Il ragionamento alla base di questo punto di vista è il seguente: 1) è meglio che gli islamisti partecipino al processo politico piuttosto che si ribellino con violenza; 3) la partecipazione alla società civile può in fieri contenere gli islamisti, facendo loro vedere i vantaggi della democrazia e trasformandoli in un altro gruppo d'interesse.
Ma io posso dissentire a gran voce?
Sì, è così, occorre davvero rompere l'osso del collo ai Fratelli musulmani perché questo è un bene per l'Egitto, per la regione e (anche) per noi. Entrambe le ipotesi menzionate sopra sono sbagliate. 1) Gli islamisti possono fare più danni in seno al processo politico di quelli che fanno al di fuori di esso. Per dirla in termini geografici, mi preoccupa maggiormente la Turchia, con gli islamisti eletti in carica, che la Siria, dove essi sono impegnati in una guerra civile per ottenere il potere. 2) Gli islamisti hanno dei precedenti nell'utilizzo del processo politico per i propri fini, e non sono stati domati da esso: per un chiaro esempio, si pensi all'anno trascorso al potere da Mohamed Morsi.
Nessuna tolleranza per gli intolleranti.
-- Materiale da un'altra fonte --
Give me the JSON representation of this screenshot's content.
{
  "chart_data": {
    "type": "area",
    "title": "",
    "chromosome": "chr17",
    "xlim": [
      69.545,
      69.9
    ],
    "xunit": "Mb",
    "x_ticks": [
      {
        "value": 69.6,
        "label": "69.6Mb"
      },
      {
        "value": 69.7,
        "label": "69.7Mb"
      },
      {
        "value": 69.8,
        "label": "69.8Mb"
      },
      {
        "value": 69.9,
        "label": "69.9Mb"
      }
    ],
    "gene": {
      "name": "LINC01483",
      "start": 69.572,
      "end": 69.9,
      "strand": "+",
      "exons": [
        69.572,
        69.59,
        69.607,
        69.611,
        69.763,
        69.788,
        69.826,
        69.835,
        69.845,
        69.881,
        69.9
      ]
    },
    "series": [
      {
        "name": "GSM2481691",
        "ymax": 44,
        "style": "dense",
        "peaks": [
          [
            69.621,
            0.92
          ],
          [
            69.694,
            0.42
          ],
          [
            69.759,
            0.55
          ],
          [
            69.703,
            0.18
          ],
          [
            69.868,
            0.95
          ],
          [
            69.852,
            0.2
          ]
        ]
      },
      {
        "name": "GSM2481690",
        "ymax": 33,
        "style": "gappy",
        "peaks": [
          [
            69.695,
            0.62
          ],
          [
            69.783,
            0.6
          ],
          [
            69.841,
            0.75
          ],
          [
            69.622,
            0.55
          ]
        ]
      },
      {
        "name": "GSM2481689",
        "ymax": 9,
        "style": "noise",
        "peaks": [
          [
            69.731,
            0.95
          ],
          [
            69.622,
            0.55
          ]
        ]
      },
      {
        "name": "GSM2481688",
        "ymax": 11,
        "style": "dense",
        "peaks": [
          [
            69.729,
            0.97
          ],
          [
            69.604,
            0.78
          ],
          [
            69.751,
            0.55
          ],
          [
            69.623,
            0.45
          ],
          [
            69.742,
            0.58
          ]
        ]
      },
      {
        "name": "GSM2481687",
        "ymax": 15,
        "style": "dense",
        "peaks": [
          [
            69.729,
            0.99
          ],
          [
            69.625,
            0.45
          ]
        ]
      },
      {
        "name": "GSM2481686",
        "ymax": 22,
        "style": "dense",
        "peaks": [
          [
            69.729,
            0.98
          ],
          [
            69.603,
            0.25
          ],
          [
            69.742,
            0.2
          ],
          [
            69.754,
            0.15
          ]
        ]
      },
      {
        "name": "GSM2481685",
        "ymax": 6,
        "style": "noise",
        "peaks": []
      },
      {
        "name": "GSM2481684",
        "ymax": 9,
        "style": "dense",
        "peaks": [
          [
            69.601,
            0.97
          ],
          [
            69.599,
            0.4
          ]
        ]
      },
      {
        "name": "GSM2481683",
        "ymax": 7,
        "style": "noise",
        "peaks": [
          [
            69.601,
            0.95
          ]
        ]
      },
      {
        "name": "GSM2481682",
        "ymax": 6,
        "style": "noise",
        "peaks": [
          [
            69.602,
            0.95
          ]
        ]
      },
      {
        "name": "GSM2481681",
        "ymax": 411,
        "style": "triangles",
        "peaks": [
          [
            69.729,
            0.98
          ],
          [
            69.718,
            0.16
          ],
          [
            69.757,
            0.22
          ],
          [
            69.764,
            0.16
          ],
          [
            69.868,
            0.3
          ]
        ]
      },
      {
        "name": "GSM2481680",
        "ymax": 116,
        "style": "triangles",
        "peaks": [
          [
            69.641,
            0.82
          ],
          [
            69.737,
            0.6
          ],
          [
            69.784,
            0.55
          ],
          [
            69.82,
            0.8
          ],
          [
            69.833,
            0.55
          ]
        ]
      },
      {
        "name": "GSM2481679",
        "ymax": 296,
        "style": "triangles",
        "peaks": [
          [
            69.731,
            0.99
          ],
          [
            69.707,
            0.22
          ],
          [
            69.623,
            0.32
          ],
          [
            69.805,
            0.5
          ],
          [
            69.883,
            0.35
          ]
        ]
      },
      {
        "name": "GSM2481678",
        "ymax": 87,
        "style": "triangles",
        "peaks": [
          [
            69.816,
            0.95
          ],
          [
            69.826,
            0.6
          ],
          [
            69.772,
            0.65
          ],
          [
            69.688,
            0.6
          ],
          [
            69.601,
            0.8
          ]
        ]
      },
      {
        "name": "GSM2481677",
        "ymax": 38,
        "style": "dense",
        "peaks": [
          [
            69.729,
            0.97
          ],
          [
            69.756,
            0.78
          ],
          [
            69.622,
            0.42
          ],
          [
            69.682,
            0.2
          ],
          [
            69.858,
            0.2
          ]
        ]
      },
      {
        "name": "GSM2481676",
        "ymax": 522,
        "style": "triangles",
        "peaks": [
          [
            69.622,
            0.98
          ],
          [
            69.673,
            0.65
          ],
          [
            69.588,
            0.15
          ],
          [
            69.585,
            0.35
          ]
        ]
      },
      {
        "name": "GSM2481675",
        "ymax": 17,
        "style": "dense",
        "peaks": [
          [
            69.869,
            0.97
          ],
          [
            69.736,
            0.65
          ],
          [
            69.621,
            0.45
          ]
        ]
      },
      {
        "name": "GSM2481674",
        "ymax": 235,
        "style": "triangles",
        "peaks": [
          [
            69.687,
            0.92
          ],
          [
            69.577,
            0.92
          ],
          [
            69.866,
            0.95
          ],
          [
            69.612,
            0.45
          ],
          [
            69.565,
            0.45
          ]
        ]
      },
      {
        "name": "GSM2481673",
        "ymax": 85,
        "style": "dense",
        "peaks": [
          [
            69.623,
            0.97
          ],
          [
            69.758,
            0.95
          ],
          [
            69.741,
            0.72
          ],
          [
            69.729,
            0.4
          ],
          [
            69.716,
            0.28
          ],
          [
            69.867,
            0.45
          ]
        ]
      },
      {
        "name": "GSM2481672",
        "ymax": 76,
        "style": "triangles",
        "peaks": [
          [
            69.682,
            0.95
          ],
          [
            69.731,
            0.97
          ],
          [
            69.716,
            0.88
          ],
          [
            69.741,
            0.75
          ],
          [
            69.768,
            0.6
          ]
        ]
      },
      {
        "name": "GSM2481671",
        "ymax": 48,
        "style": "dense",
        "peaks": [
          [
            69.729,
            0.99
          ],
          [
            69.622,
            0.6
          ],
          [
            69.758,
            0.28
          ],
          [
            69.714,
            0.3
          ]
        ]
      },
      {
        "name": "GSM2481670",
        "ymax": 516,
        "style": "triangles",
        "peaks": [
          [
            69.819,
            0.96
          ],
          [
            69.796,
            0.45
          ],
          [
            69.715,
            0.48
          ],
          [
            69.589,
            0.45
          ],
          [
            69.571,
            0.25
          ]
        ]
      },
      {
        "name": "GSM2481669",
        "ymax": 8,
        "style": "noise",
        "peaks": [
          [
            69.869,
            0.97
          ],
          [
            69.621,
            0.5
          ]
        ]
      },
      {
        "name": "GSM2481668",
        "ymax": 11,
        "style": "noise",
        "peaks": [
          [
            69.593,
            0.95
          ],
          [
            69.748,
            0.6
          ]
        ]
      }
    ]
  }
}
Proprio come i fascisti e i comunisti non sono giocatori legittimi in una democrazia così è anche per gli islamisti. Poco importa se essi siano abili con le parole, sono sempre degli autocratici che ignorano la volontà popolare. È meglio escluderli del tutto dalla politica partecipativa.
Aggiornamento dell'1 agosto: Per combinazione, l'Alta Corte del Bangladesh oggi ha vietato alla controparte dei Fratelli musulmani in quel Paese, il Jamaat-e-Islami, di contestare le future elezioni e di lasciare il potente partito islamista con un futuro incerto. Moazzem Hussein, presidente della giuria che ha esaminato il caso, ha annunciato: "È dunque dichiarato illegale. A maggioranza, la sentenza è passata in giudicato e la notifica della registrazione data a Jamaat dalla Commissione elettorale è dichiarata illegale e nulla". Questo mette la parola fine a una causa intentata dal Bangladesh Tariqat Federation, un gruppo che predica la filosofia sufi e promuove il laicismo, il 25 gennaio 2009, causa in cui si sostiene che il Jamaat-e-Islami è un partito politico basato sulla religione che non è a favore di un Bangladesh indipendente e sovrano.
Commento: Questo non è il ragionamento giusto per bandire un partito, ma lo è, se così facendo si elimineranno questi antidemocratici dalla politica democratica.